According to focus group discussions; “We (high SES) often have two working parents and we have to leave the child in the hands of the minder or house girl. The advantage of the private schools that we enroll them in, is that they have strict policies against bullying and beating of our children. Unfortunately at home, we have no control over the house girls, because without them we cannot go to our workplaces” FGD High SES.
“We are forced to employ ‘shadow’ teachers for our children. These are teachers for special needs education who have recently graduated from the institutions such as KISE and Kenyatta University. Most are young and do not have an official job posting yet, so, we provide them with accommodation and transport to and from the school where the child with special needs is enrolled. We also pay them a monthly salary of between 15,000 to 20,000 shillings a month.
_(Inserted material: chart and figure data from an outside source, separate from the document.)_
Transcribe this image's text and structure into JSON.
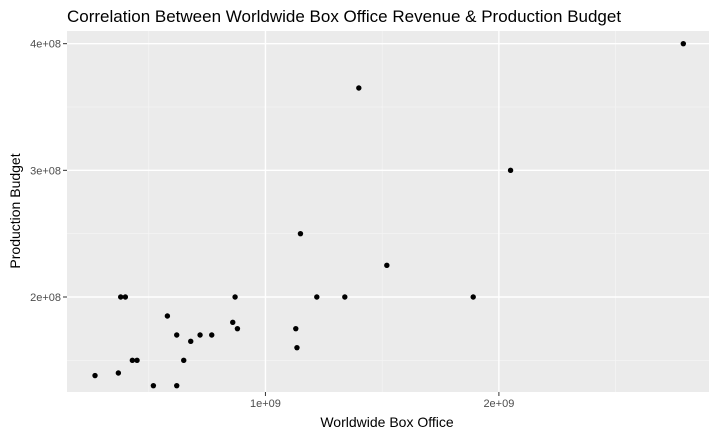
{
  "chart_data": {
    "type": "scatter",
    "title": "Correlation Between Worldwide Box Office Revenue & Production Budget",
    "xlabel": "Worldwide Box Office",
    "ylabel": "Production Budget",
    "xlim": [
      150000000,
      2900000000
    ],
    "ylim": [
      125000000,
      410000000
    ],
    "x_ticks": [
      {
        "value": 1000000000,
        "label": "1e+09"
      },
      {
        "value": 2000000000,
        "label": "2e+09"
      }
    ],
    "y_ticks": [
      {
        "value": 200000000,
        "label": "2e+08"
      },
      {
        "value": 300000000,
        "label": "3e+08"
      },
      {
        "value": 400000000,
        "label": "4e+08"
      }
    ],
    "x_minor": [
      500000000,
      1500000000,
      2500000000
    ],
    "y_minor": [
      150000000,
      250000000,
      350000000
    ],
    "grid": true,
    "background": "#ebebeb",
    "point_color": "#000000",
    "points": [
      {
        "x": 270000000,
        "y": 138000000
      },
      {
        "x": 370000000,
        "y": 140000000
      },
      {
        "x": 380000000,
        "y": 200000000
      },
      {
        "x": 400000000,
        "y": 200000000
      },
      {
        "x": 430000000,
        "y": 150000000
      },
      {
        "x": 450000000,
        "y": 150000000
      },
      {
        "x": 520000000,
        "y": 130000000
      },
      {
        "x": 580000000,
        "y": 185000000
      },
      {
        "x": 620000000,
        "y": 170000000
      },
      {
        "x": 620000000,
        "y": 130000000
      },
      {
        "x": 650000000,
        "y": 150000000
      },
      {
        "x": 680000000,
        "y": 165000000
      },
      {
        "x": 720000000,
        "y": 170000000
      },
      {
        "x": 770000000,
        "y": 170000000
      },
      {
        "x": 860000000,
        "y": 180000000
      },
      {
        "x": 870000000,
        "y": 200000000
      },
      {
        "x": 880000000,
        "y": 175000000
      },
      {
        "x": 1130000000,
        "y": 175000000
      },
      {
        "x": 1135000000,
        "y": 160000000
      },
      {
        "x": 1150000000,
        "y": 250000000
      },
      {
        "x": 1220000000,
        "y": 200000000
      },
      {
        "x": 1340000000,
        "y": 200000000
      },
      {
        "x": 1400000000,
        "y": 365000000
      },
      {
        "x": 1520000000,
        "y": 225000000
      },
      {
        "x": 1890000000,
        "y": 200000000
      },
      {
        "x": 2050000000,
        "y": 300000000
      },
      {
        "x": 2790000000,
        "y": 400000000
      }
    ]
  }
}
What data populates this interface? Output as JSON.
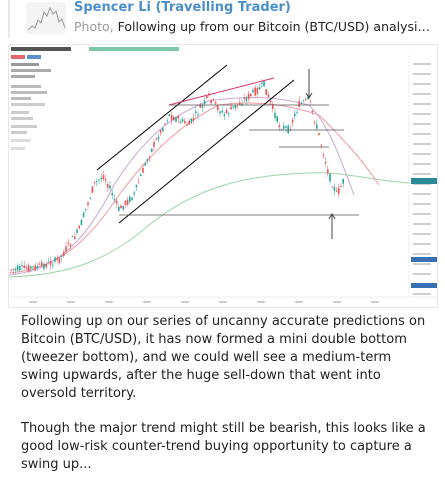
{
  "header": {
    "author": "Spencer Li (Travelling Trader)",
    "kind": "Photo,",
    "subtitle": "Following up from our Bitcoin (BTC/USD) analysis j..."
  },
  "body": {
    "paragraph1": "Following up on our series of uncanny accurate predictions on Bitcoin (BTC/USD), it has now formed a mini double bottom (tweezer bottom), and we could well see a medium-term swing upwards, after the huge sell-down that went into oversold territory.",
    "paragraph2": "Though the major trend might still be bearish, this looks like a good low-risk counter-trend buying opportunity to capture a swing up..."
  },
  "colors": {
    "author": "#4a8fc9",
    "candle_up": "#26a69a",
    "candle_down": "#ef5350",
    "trendline": "#000000",
    "wedge": "#e0306a",
    "ma_long": "#9bd5a7",
    "ma_mid": "#f19aa3",
    "price_tag": "#2a8a9a",
    "axis_tag": "#3b6fb3"
  }
}
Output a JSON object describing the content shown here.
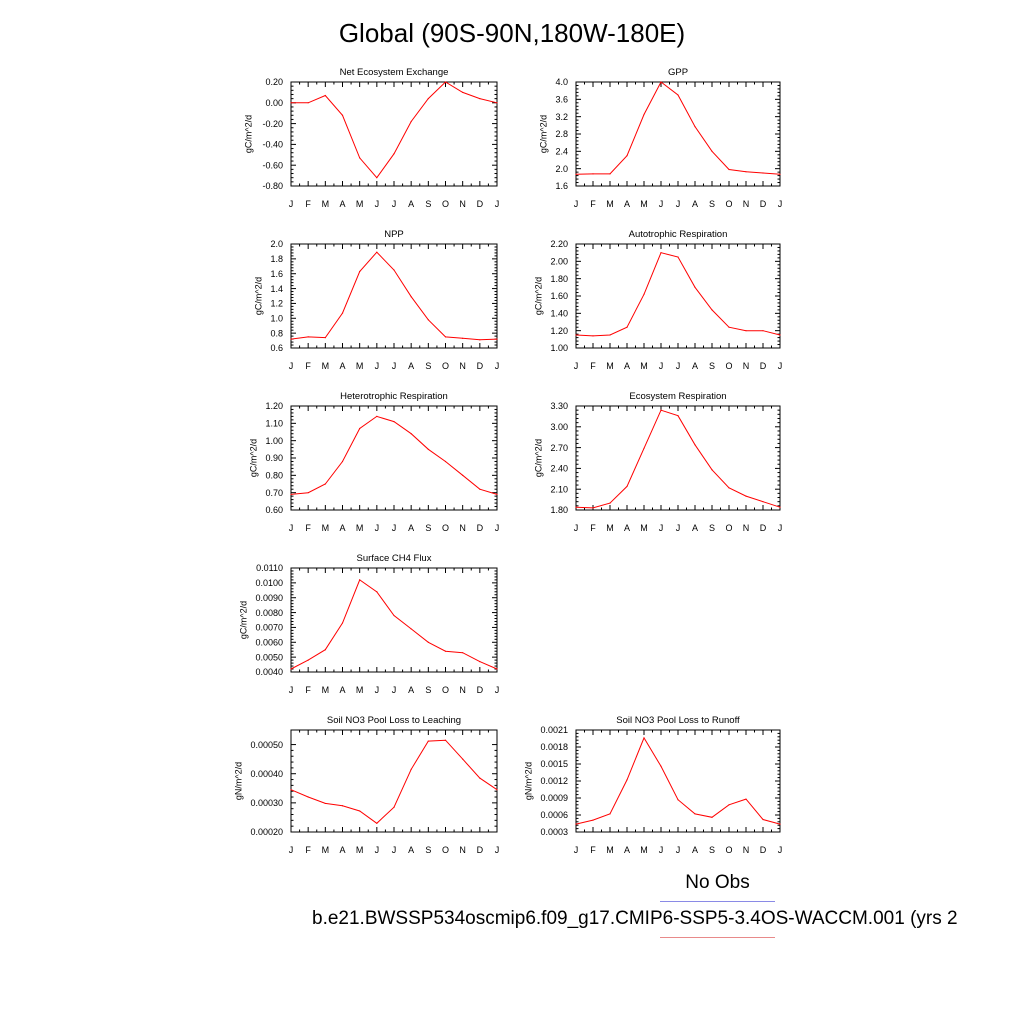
{
  "page": {
    "title": "Global (90S-90N,180W-180E)",
    "legend_label": "No Obs",
    "case_label": "b.e21.BWSSP534oscmip6.f09_g17.CMIP6-SSP5-3.4OS-WACCM.001 (yrs 2",
    "colors": {
      "series": "#ff0000",
      "obs_line": "#8a8ae6",
      "model_line": "#e88a8a"
    }
  },
  "chart_data": [
    {
      "type": "line",
      "title": "Net Ecosystem Exchange",
      "ylabel": "gC/m^2/d",
      "x": [
        "J",
        "F",
        "M",
        "A",
        "M",
        "J",
        "J",
        "A",
        "S",
        "O",
        "N",
        "D",
        "J"
      ],
      "ylim": [
        -0.8,
        0.2
      ],
      "yticks": [
        "0.20",
        "0.00",
        "-0.20",
        "-0.40",
        "-0.60",
        "-0.80"
      ],
      "series": [
        {
          "values": [
            0.0,
            0.0,
            0.07,
            -0.12,
            -0.53,
            -0.72,
            -0.49,
            -0.18,
            0.04,
            0.2,
            0.1,
            0.04,
            0.0
          ]
        }
      ]
    },
    {
      "type": "line",
      "title": "GPP",
      "ylabel": "gC/m^2/d",
      "x": [
        "J",
        "F",
        "M",
        "A",
        "M",
        "J",
        "J",
        "A",
        "S",
        "O",
        "N",
        "D",
        "J"
      ],
      "ylim": [
        1.6,
        4.0
      ],
      "yticks": [
        "4.0",
        "3.6",
        "3.2",
        "2.8",
        "2.4",
        "2.0",
        "1.6"
      ],
      "series": [
        {
          "values": [
            1.87,
            1.88,
            1.88,
            2.3,
            3.25,
            4.0,
            3.7,
            2.97,
            2.4,
            1.98,
            1.93,
            1.9,
            1.87
          ]
        }
      ]
    },
    {
      "type": "line",
      "title": "NPP",
      "ylabel": "gC/m^2/d",
      "x": [
        "J",
        "F",
        "M",
        "A",
        "M",
        "J",
        "J",
        "A",
        "S",
        "O",
        "N",
        "D",
        "J"
      ],
      "ylim": [
        0.6,
        2.0
      ],
      "yticks": [
        "2.0",
        "1.8",
        "1.6",
        "1.4",
        "1.2",
        "1.0",
        "0.8",
        "0.6"
      ],
      "series": [
        {
          "values": [
            0.72,
            0.75,
            0.74,
            1.07,
            1.63,
            1.89,
            1.65,
            1.29,
            0.98,
            0.75,
            0.73,
            0.71,
            0.72
          ]
        }
      ]
    },
    {
      "type": "line",
      "title": "Autotrophic Respiration",
      "ylabel": "gC/m^2/d",
      "x": [
        "J",
        "F",
        "M",
        "A",
        "M",
        "J",
        "J",
        "A",
        "S",
        "O",
        "N",
        "D",
        "J"
      ],
      "ylim": [
        1.0,
        2.2
      ],
      "yticks": [
        "2.20",
        "2.00",
        "1.80",
        "1.60",
        "1.40",
        "1.20",
        "1.00"
      ],
      "series": [
        {
          "values": [
            1.15,
            1.14,
            1.15,
            1.24,
            1.62,
            2.1,
            2.05,
            1.7,
            1.44,
            1.24,
            1.2,
            1.2,
            1.15
          ]
        }
      ]
    },
    {
      "type": "line",
      "title": "Heterotrophic Respiration",
      "ylabel": "gC/m^2/d",
      "x": [
        "J",
        "F",
        "M",
        "A",
        "M",
        "J",
        "J",
        "A",
        "S",
        "O",
        "N",
        "D",
        "J"
      ],
      "ylim": [
        0.6,
        1.2
      ],
      "yticks": [
        "1.20",
        "1.10",
        "1.00",
        "0.90",
        "0.80",
        "0.70",
        "0.60"
      ],
      "series": [
        {
          "values": [
            0.69,
            0.7,
            0.75,
            0.88,
            1.07,
            1.14,
            1.11,
            1.04,
            0.95,
            0.88,
            0.8,
            0.72,
            0.69
          ]
        }
      ]
    },
    {
      "type": "line",
      "title": "Ecosystem Respiration",
      "ylabel": "gC/m^2/d",
      "x": [
        "J",
        "F",
        "M",
        "A",
        "M",
        "J",
        "J",
        "A",
        "S",
        "O",
        "N",
        "D",
        "J"
      ],
      "ylim": [
        1.8,
        3.3
      ],
      "yticks": [
        "3.30",
        "3.00",
        "2.70",
        "2.40",
        "2.10",
        "1.80"
      ],
      "series": [
        {
          "values": [
            1.84,
            1.83,
            1.9,
            2.14,
            2.69,
            3.24,
            3.16,
            2.74,
            2.38,
            2.12,
            2.0,
            1.92,
            1.84
          ]
        }
      ]
    },
    {
      "type": "line",
      "title": "Surface CH4 Flux",
      "ylabel": "gC/m^2/d",
      "x": [
        "J",
        "F",
        "M",
        "A",
        "M",
        "J",
        "J",
        "A",
        "S",
        "O",
        "N",
        "D",
        "J"
      ],
      "ylim": [
        0.004,
        0.011
      ],
      "yticks": [
        "0.0110",
        "0.0100",
        "0.0090",
        "0.0080",
        "0.0070",
        "0.0060",
        "0.0050",
        "0.0040"
      ],
      "series": [
        {
          "values": [
            0.0042,
            0.0048,
            0.0055,
            0.0073,
            0.0102,
            0.0094,
            0.0078,
            0.0069,
            0.006,
            0.0054,
            0.0053,
            0.0047,
            0.0042
          ]
        }
      ]
    },
    {
      "type": "line",
      "title": "Soil NO3 Pool Loss to Leaching",
      "ylabel": "gN/m^2/d",
      "x": [
        "J",
        "F",
        "M",
        "A",
        "M",
        "J",
        "J",
        "A",
        "S",
        "O",
        "N",
        "D",
        "J"
      ],
      "ylim": [
        0.0002,
        0.00055
      ],
      "yticks": [
        "0.00050",
        "0.00040",
        "0.00030",
        "0.00020"
      ],
      "series": [
        {
          "values": [
            0.000345,
            0.00032,
            0.000298,
            0.00029,
            0.000272,
            0.00023,
            0.000285,
            0.000415,
            0.000512,
            0.000515,
            0.00045,
            0.000385,
            0.000345
          ]
        }
      ]
    },
    {
      "type": "line",
      "title": "Soil NO3 Pool Loss to Runoff",
      "ylabel": "gN/m^2/d",
      "x": [
        "J",
        "F",
        "M",
        "A",
        "M",
        "J",
        "J",
        "A",
        "S",
        "O",
        "N",
        "D",
        "J"
      ],
      "ylim": [
        0.0003,
        0.0021
      ],
      "yticks": [
        "0.0021",
        "0.0018",
        "0.0015",
        "0.0012",
        "0.0009",
        "0.0006",
        "0.0003"
      ],
      "series": [
        {
          "values": [
            0.00044,
            0.00051,
            0.00062,
            0.00122,
            0.00196,
            0.00146,
            0.00087,
            0.00062,
            0.00056,
            0.00078,
            0.00088,
            0.00052,
            0.00044
          ]
        }
      ]
    }
  ]
}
The shadow teacher accompanies the child to the ‘regular school’ so that the teachers there do not complain of being overworked” FGD High SES.
According to the focus group discussions with parents; “It is often the children with Down syndrome that are bullied because others think they are retarded. Our children are sometimes called “Kiogo or kiũgũ” meaning, mentally retarded in Kikuyu language. Also our children are mistreated at school because some of the teachers already feel overwhelmed by the large number of children enrolled in public schools, so when our children fail to obey the teachers instructions, they are thoroughly beaten or given punishment. That is why we come here to KISE to get a warning letter written to the school or sometimes we want a transfer letter for the child to a different school, so KISE writes a placement letter recommending a school for us.” FGD low SES.
Another issue that was often discussed during the FGDs was the lack of educational certification for children with DDs. During an FGD, some parents whose children are enrolled in ‘regular’ schools stated that “once our children reach class 8, the school requests the parent to withdraw the child from sitting the final exam. Some tell us that the child will not be registered to do the Kenya Certificate of Primary Education KCPE, because his/her score will lower the overall performance of the school. The public schools like to maintain a high KCPE score in order to attract new parents to the school. So our children are excluded so that parents of ‘typical’ children can find the school attractive and their enrollment rates can remain high.” FGD High SES.
The government has gone a step further and started the model inclusive pre-primary school at KISE as a pilot institution for early childhood development. The research established that priority for placement is given to (i) parents who have more than one child with a DD and (ii) parents whose child with special needs has multiple disabilities.
According to an interview with a mother of two children with autism “The school is convenient for me because I live in Kasarani and can bring them here every day. Tuition is also free and they can have free speech therapy with the Catholic nun very frequently.” KII, 26 year old mother of two children with autism.